The voices of Morgan’s fellow Glaswegians frequently enter the poems. The radio poem ‘The Demolishers’ (1978) intercuts verse commentary with the comments of local residents and workmen on the demolition of Glasgow tenements, as though to demonstrate the intimacy of poetry and speech, and to show that sometimes, as Tom Leonard, a fellow Glaswegian poet, would also affirm, speech has the best lines: ‘Just goany happen, intit’. The harrowing testimony of ‘The Porter’ in ‘Stobhill’, a poem for several voices about the treatment of a foetus mistakenly thought to be dead, consisting of the characters’ continuing efforts to explain or exculpate themselves, is a striking renovation of the Browningesque dramatic monologue and an exemplary instance of the use of ‘ordinary’ speech in poetry. At the bottom of the chain of authority, the porter feels like the scapegoat, and like his daughter’s hamster on its wheel:
'Don’t answer nothing incriminating, says the sheriff.

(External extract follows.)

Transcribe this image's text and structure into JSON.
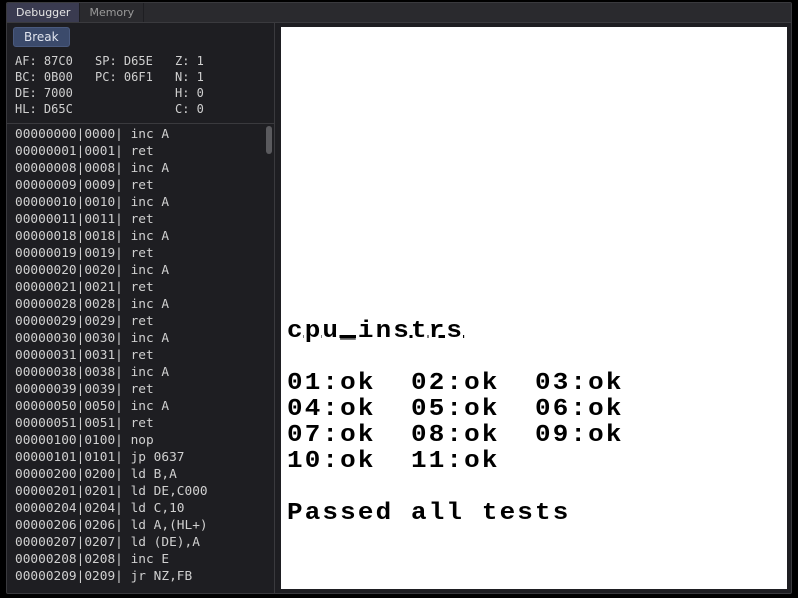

And that’s good enough for yours truly.
and neither ah did, neither ah did,
neither ah did. Neither ah did.'
The lesson has not been lost on Morgan’s successors, such as Liz Lochhead, W.N.Herbert and Jackie Kay, whose work preserves a live connection between speech and poetry. More generally, in the widespread flowering of Scottish poetry between 1980 and the millennium, Morgan’s benevolent, enabling influence has been frequently apparent.

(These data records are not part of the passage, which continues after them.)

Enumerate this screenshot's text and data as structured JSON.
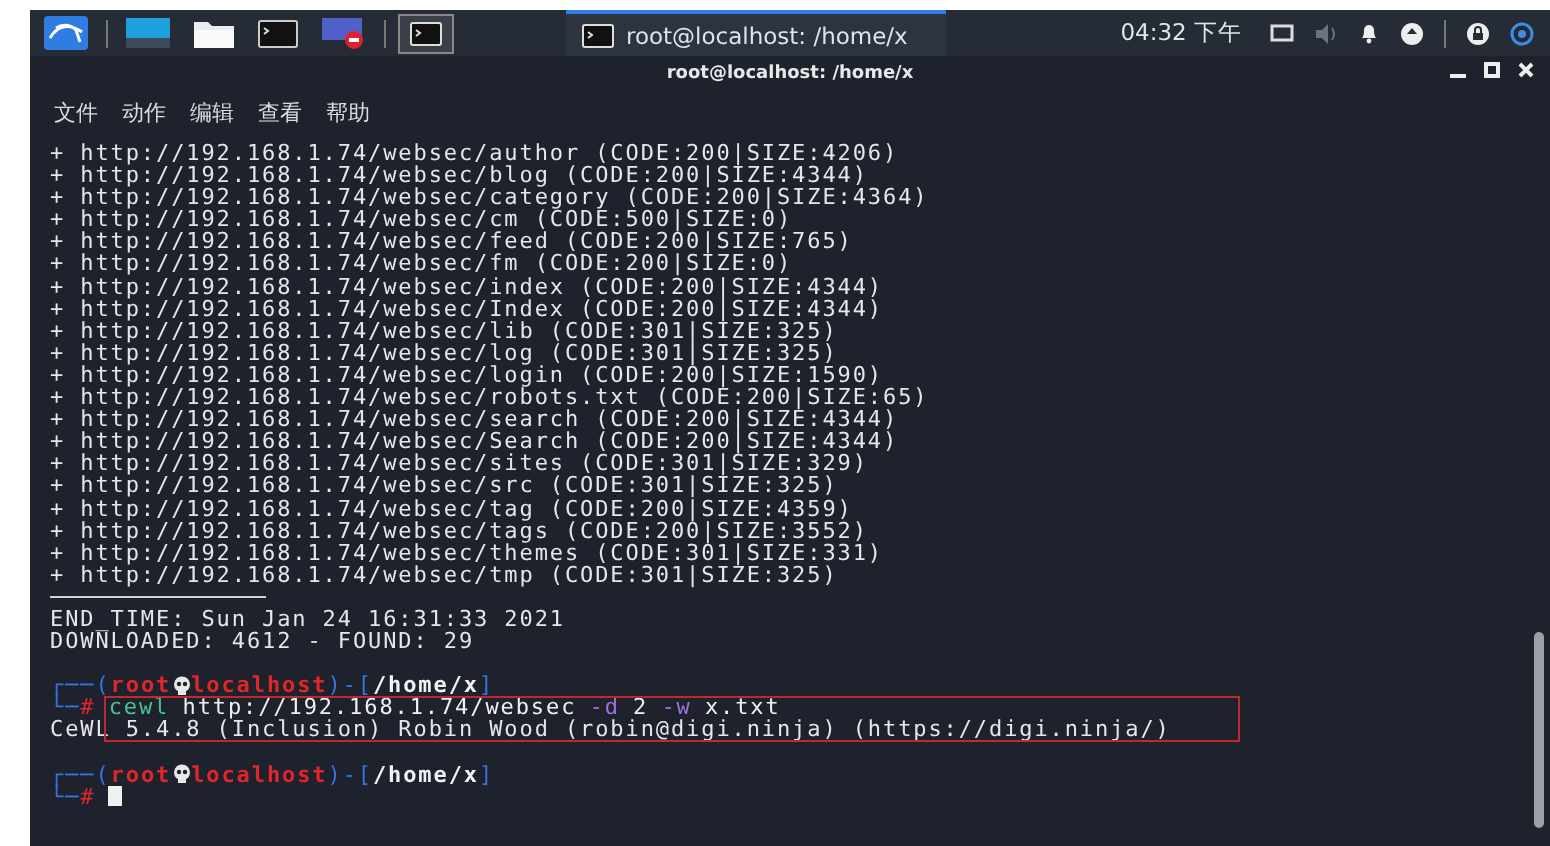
{
  "taskbar": {
    "task": {
      "title": "root@localhost: /home/x",
      "selected": true
    },
    "clock": "04:32 下午"
  },
  "window": {
    "title": "root@localhost: /home/x"
  },
  "menu": [
    "文件",
    "动作",
    "编辑",
    "查看",
    "帮助"
  ],
  "terminal": {
    "output_lines": [
      "+ http://192.168.1.74/websec/author (CODE:200|SIZE:4206)",
      "+ http://192.168.1.74/websec/blog (CODE:200|SIZE:4344)",
      "+ http://192.168.1.74/websec/category (CODE:200|SIZE:4364)",
      "+ http://192.168.1.74/websec/cm (CODE:500|SIZE:0)",
      "+ http://192.168.1.74/websec/feed (CODE:200|SIZE:765)",
      "+ http://192.168.1.74/websec/fm (CODE:200|SIZE:0)",
      "+ http://192.168.1.74/websec/index (CODE:200|SIZE:4344)",
      "+ http://192.168.1.74/websec/Index (CODE:200|SIZE:4344)",
      "+ http://192.168.1.74/websec/lib (CODE:301|SIZE:325)",
      "+ http://192.168.1.74/websec/log (CODE:301|SIZE:325)",
      "+ http://192.168.1.74/websec/login (CODE:200|SIZE:1590)",
      "+ http://192.168.1.74/websec/robots.txt (CODE:200|SIZE:65)",
      "+ http://192.168.1.74/websec/search (CODE:200|SIZE:4344)",
      "+ http://192.168.1.74/websec/Search (CODE:200|SIZE:4344)",
      "+ http://192.168.1.74/websec/sites (CODE:301|SIZE:329)",
      "+ http://192.168.1.74/websec/src (CODE:301|SIZE:325)",
      "+ http://192.168.1.74/websec/tag (CODE:200|SIZE:4359)",
      "+ http://192.168.1.74/websec/tags (CODE:200|SIZE:3552)",
      "+ http://192.168.1.74/websec/themes (CODE:301|SIZE:331)",
      "+ http://192.168.1.74/websec/tmp (CODE:301|SIZE:325)"
    ],
    "summary_lines": [
      "END_TIME: Sun Jan 24 16:31:33 2021",
      "DOWNLOADED: 4612 - FOUND: 29"
    ],
    "sessions": [
      {
        "prompt": [
          {
            "kind": "frame",
            "text": "┌──("
          },
          {
            "kind": "user",
            "text": "root"
          },
          {
            "kind": "skull"
          },
          {
            "kind": "host",
            "text": "localhost"
          },
          {
            "kind": "frame",
            "text": ")-["
          },
          {
            "kind": "path",
            "text": "/home/x"
          },
          {
            "kind": "frame",
            "text": "]"
          }
        ],
        "input": [
          {
            "kind": "frame",
            "text": "└─"
          },
          {
            "kind": "hash",
            "text": "#"
          },
          {
            "kind": "command",
            "text": "cewl"
          },
          {
            "kind": "arg",
            "text": "http://192.168.1.74/websec"
          },
          {
            "kind": "flag",
            "text": "-d"
          },
          {
            "kind": "arg",
            "text": "2"
          },
          {
            "kind": "flag",
            "text": "-w"
          },
          {
            "kind": "arg",
            "text": "x.txt"
          }
        ],
        "output": [
          "CeWL 5.4.8 (Inclusion) Robin Wood (robin@digi.ninja) (https://digi.ninja/)"
        ],
        "highlighted": true,
        "cursor": false
      },
      {
        "prompt": [
          {
            "kind": "frame",
            "text": "┌──("
          },
          {
            "kind": "user",
            "text": "root"
          },
          {
            "kind": "skull"
          },
          {
            "kind": "host",
            "text": "localhost"
          },
          {
            "kind": "frame",
            "text": ")-["
          },
          {
            "kind": "path",
            "text": "/home/x"
          },
          {
            "kind": "frame",
            "text": "]"
          }
        ],
        "input": [
          {
            "kind": "frame",
            "text": "└─"
          },
          {
            "kind": "hash",
            "text": "#"
          }
        ],
        "highlighted": false,
        "cursor": true
      }
    ]
  }
}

This is in part the birthright of a poet from a society which is in some respects rather more insistently democratic in its attitudes and expectations than England, The urge to nationhood has retained over the centuries ‘a thread of pride that has been almost but not quite, oh no not quite, not ever broken or forgotten’, as Morgan, the Makar, the Scottish poet laureate, put it in his poem ‘For the Opening of the Scottish Parliament, October 9th 2004’. The expectation is that the governors will take instruction from the nation, and he offers a friendly warning that should the governors displease their electors, ‘you will know about it’. Morgan, of course, has a distinct historical advantage: his role, like the Parliament itself, is both new and old. No modern English laureate could conceive of such a poem or imagine the occasion on which it might be heard. At this early stage, cultural prestige might be said to have a different function in Scotland: it figures as a resource, not a possession to be taken for granted.

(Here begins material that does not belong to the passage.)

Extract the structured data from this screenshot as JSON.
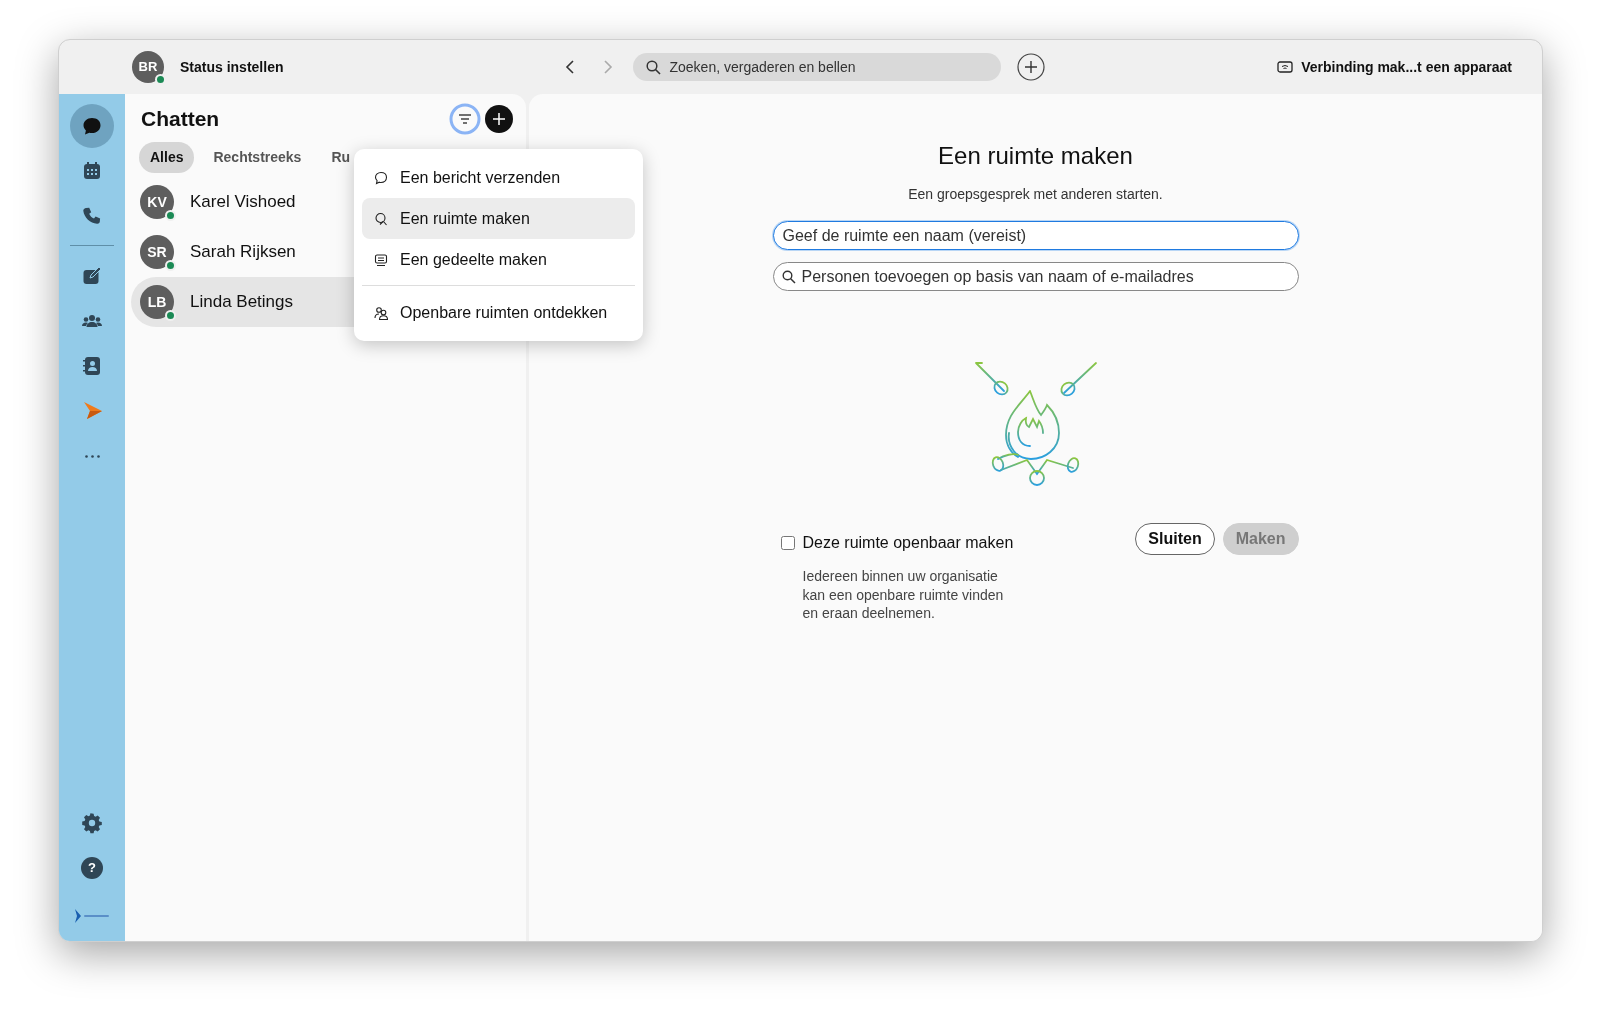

The gravity of Morgan’s work is also underwritten by its very playfulness. His excursions into concrete poetry, sound poetry and found poems are undertaken with the same care and skill as the rest of his writing, but he evidently takes a childlike pleasure in the sheer material fact of language in work such as the sound poem (a classroom favourite) ‘The Loch Ness Monster’s Song’ and the series ‘The Horseman’s Word’. It is out of such delight, we infer, that there has grown the rich seriousness of his writing as a whole. A university teacher for many years, Morgan is also an educator in his poems – one who, by example rather than insistence, points the way to life’s possibilities.
A great deal more could be said of Morgan’s work without even touching on his equally productive and distinguished career as a translator from many languages, which locates him in the proud tradition of Scottish internationalism; or his activities as a playwright and librettist; or his essays and criticism. Suffice it to say that, for the reader, the rewards of his writings are as prodigious as their scale.